Dans son intervention, Eugène Sinzumusi, Chef de Cabinet a.i. de l’Institution de l’Ombudsman du Burundi, a indiqué que cette thématique a été retenue en raison des responsabilités confiées aux dirigeants dans la gestion du patrimoine public.
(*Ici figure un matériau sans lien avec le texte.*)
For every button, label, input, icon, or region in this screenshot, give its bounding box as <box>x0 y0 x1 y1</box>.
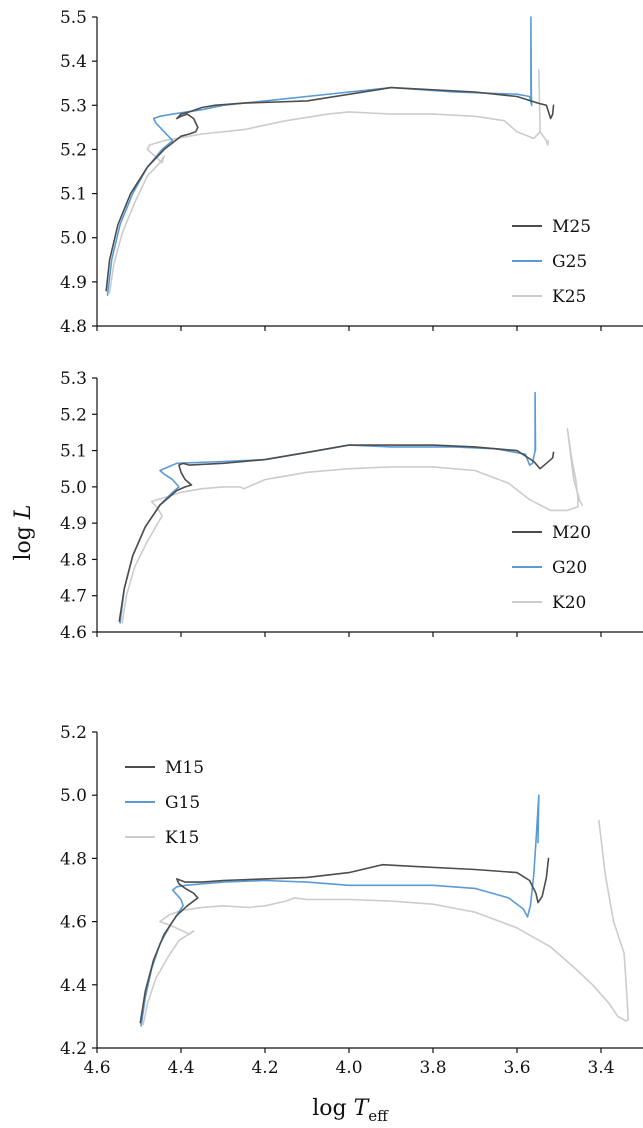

Selon lui, la maîtrise des textes légaux qui encadrent cette gestion constitue une garantie aussi bien pour les responsables eux-mêmes que pour l’État.
Il a rappelé que les biens publics englobent notamment les équipements informatiques, les véhicules de service, les bâtiments administratifs, les ressources financières, les terres domaniales ainsi que d’autres actifs appartenant à l’État.
Eugène Sinzumusi a également souligné que les fautes commises dans l’exercice des fonctions publiques peuvent engager la responsabilité personnelle de leurs auteurs. Dans certains cas, l’État peut exercer une action récursoire afin de récupérer auprès du responsable les sommes qu’il a dû débourser à la suite d’une mauvaise gestion ou d’une faute administrative.
Par ailleurs, il a salué l’intérêt de ces sessions de formation qui permettent aux participants d’échanger leurs expériences et de renforcer leurs connaissances, d’autant plus que certains d’entre eux occupent leurs fonctions depuis peu.
𝗟𝗮 𝘁𝗿𝗮𝗰̧𝗮𝗯𝗶𝗹𝗶𝘁𝗲́, 𝘂𝗻 𝗽𝗶𝗹𝗶𝗲𝗿 𝗱𝗲 𝗹𝗮 𝘁𝗿𝗮𝗻𝘀𝗽𝗮𝗿𝗲𝗻𝗰𝗲
Animant cette session, l’expert Pierre-Claver Manirambona a insisté sur l’importance de la transparence et de la traçabilité dans la gestion publique. Selon lui, même lorsqu’un responsable ne maîtrise pas parfaitement toutes les procédures, le respect des lois, la documentation systématique des activités réalisées ainsi que la conservation des preuves constituent des moyens efficaces pour prévenir les erreurs et les accusations injustifiées.
Il a notamment recommandé aux responsables de documenter leurs actions par des photographies lorsque cela est possible, estimant que « Ata foto, nta cabaye », que l’on peut traduire par « Sans photo, rien ne s’est passé », une formule devenue courante pour souligner l’importance des preuves visuelles dans le suivi des activités.
L’expert a également mis en garde contre les conséquences de la mauvaise gestion des biens publics. Celle-ci peut, entre autres, compromettre la mobilisation des ressources prévues par l’État, entraîner un gaspillage des fonds publics et avoir des répercussions négatives sur l’environnement.
𝗗𝗲𝘀 𝗲́𝘁𝘂𝗱𝗲𝘀 𝗱𝗲 𝗰𝗮𝘀 𝗽𝗼𝘂𝗿 𝗿𝗲𝗻𝗳𝗼𝗿𝗰𝗲𝗿 𝗹𝗮 𝗰𝗼𝗺𝗽𝗿𝗲́𝗵𝗲𝗻𝘀𝗶𝗼𝗻
À travers des études de cas et des échanges interactifs, les participants ont été invités à réfléchir aux attitudes à adopter face à différentes situations susceptibles de survenir dans l’exercice de leurs responsabilités.
En guise de conclusion, Pierre-Claver Manirambona a exhorté les dirigeants à toujours agir dans la transparence, à respecter scrupuleusement les lois et règlements en vigueur et à privilégier la bonne gouvernance dans l’exercice de leurs fonctions.
Il convient de rappeler que cet atelier, initié par l’Institution de l’Ombudsman du Burundi à l’intention des autorités récemment élues, des représentants syndicaux, des organisations de la Société civile et d’autres acteurs de la vie publique, est organisé avec l’appui technique et financier du Programme des Nations Unies pour le Développement (PNUD).